ZULMEDENLERE MEYLETMEYİN! (HUD 113)

“Zulmedenlere de meyletmeyin! Yoksa ateş size dokunur! Hem sizin, Allah’dan başka hiçbir veliniz yoktur; sonra size yardım edilmez.” (Hud 113)
“Kendilerine söylenilenleri başka sözlerle değiştirip”(Bakara 59) insanları “Allah yolundan alıkoyan ve onu eğip bükmek isteyen”(A’raf 45) “Allah’ın sınırlarını aşıp”(Bakara 229) “gerçekleri inkar ederek”(Bakara 254) “Allah’a karşı yalan uyduran” (Al-i İmran 94) ve kendi heva ve heveslerini ellerine geçirdikleri güç ile insanlara kanun, kural olarak dayatan “Allah’ın indirdikleriyle hükmetmeyen” (Maide 45) zalimler, bu yolla Allah’a (c.c.) savaş açmış ve batılın savunucusu olmuşlardır.
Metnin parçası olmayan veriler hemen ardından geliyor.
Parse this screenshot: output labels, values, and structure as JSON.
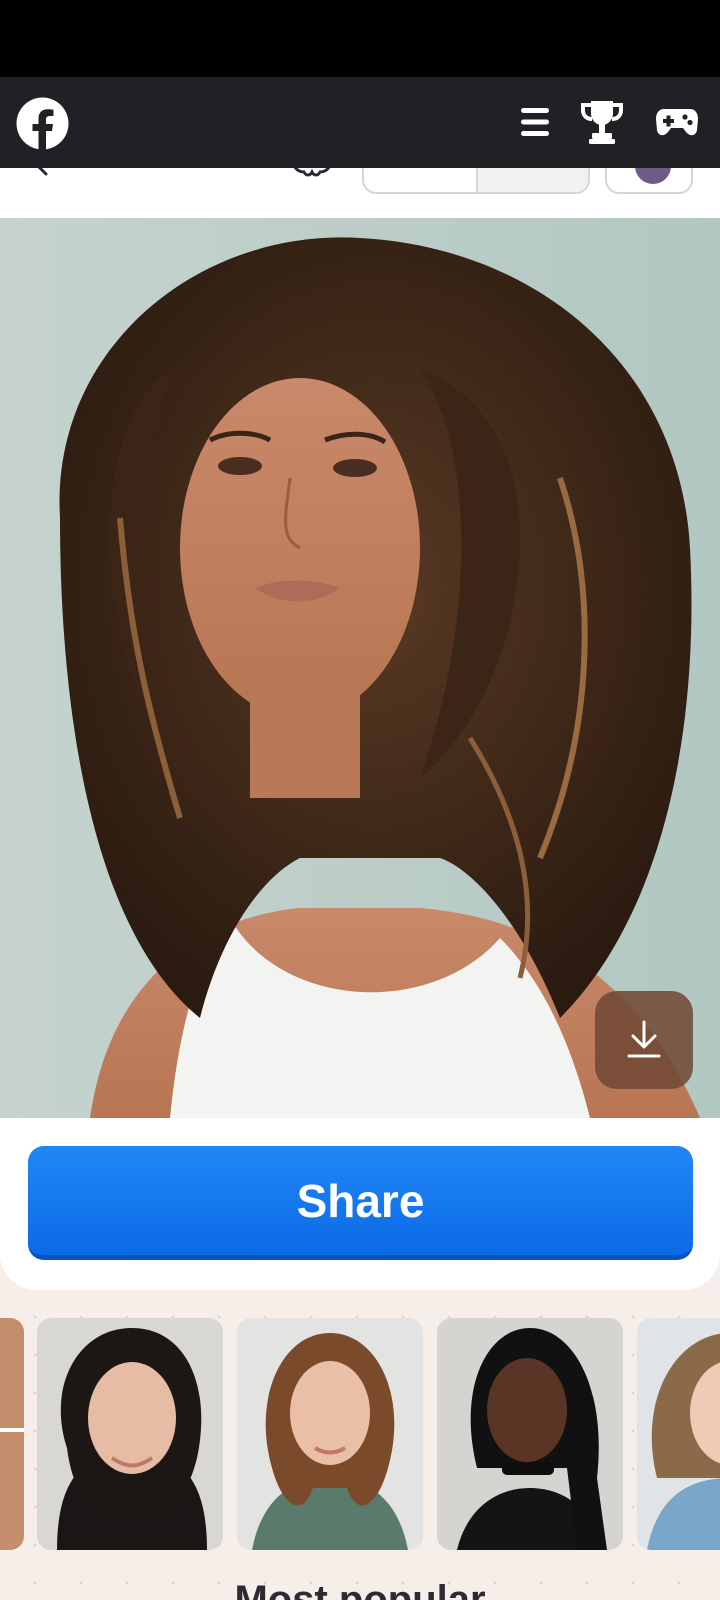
{
  "app": {
    "logo_icon": "facebook-icon",
    "header_icons": [
      "menu-icon",
      "trophy-icon",
      "gamepad-icon"
    ]
  },
  "peek": {
    "icons": [
      "chevron-left-icon",
      "gear-icon",
      "chat-bubble-icon"
    ]
  },
  "result": {
    "image_alt": "Portrait of a woman with long curly brown hair and a white tank top",
    "download_icon": "download-icon",
    "share_label": "Share"
  },
  "gallery": {
    "items": [
      {
        "alt": "Portrait partially visible"
      },
      {
        "alt": "Woman with shoulder-length dark wavy hair"
      },
      {
        "alt": "Woman with long wavy auburn hair and green sweater"
      },
      {
        "alt": "Woman with long black braids and choker"
      },
      {
        "alt": "Woman with long light-brown wavy hair"
      }
    ],
    "section_title": "Most popular"
  },
  "colors": {
    "accent": "#1877F2",
    "header_bg": "#202124",
    "download_bg": "#6E4632"
  }
}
Zulmün sistemleştiği “sufyani sistemler”, batılı savunmak adına türlü hilelere başvurarak, insanları kendilerine meylettirmeye çalışıp onları Allah’ın (c.c.) yolundan saptırmakta ve kendi sonları olan ateşin, diğer insanlara da bulaşmasına sebep olmaktadırlar. “Kafir oldukları için dünya hayatı kendilerine cazip kılınan”(Bakara 212) zalimler “ahiretleri karşılığında dünya hayatını satın alarak”(Bakara 86) “aldatma metaından başka bir şey”(Al-i İmran 185) elde etmemiş ve bu alışverişin sonucu zalimlerin “dünya hayatında yapmakta oldukları harcamaların durumu, kendilerine zulmetmiş olan bir kavmin ekinlerini vurup da mahveden kavurucu bir rüzgarın durumu gibi.”(Al-i İmran 117) olmuştur. Bunun sebebi onların “hayat ancak bu dünyadaki hayatımızdan ibarettir; biz, bir daha da diriltilecek değiliz”(En’am 29) diye düşünmeleridir. Oysa ki “dünya hayatı bir oyun ve eğlenceden başka bir şey değildir. Müttaki olanlar için ahiret yurdu muhakkak ki daha hayırlıdır.”(En’am 32)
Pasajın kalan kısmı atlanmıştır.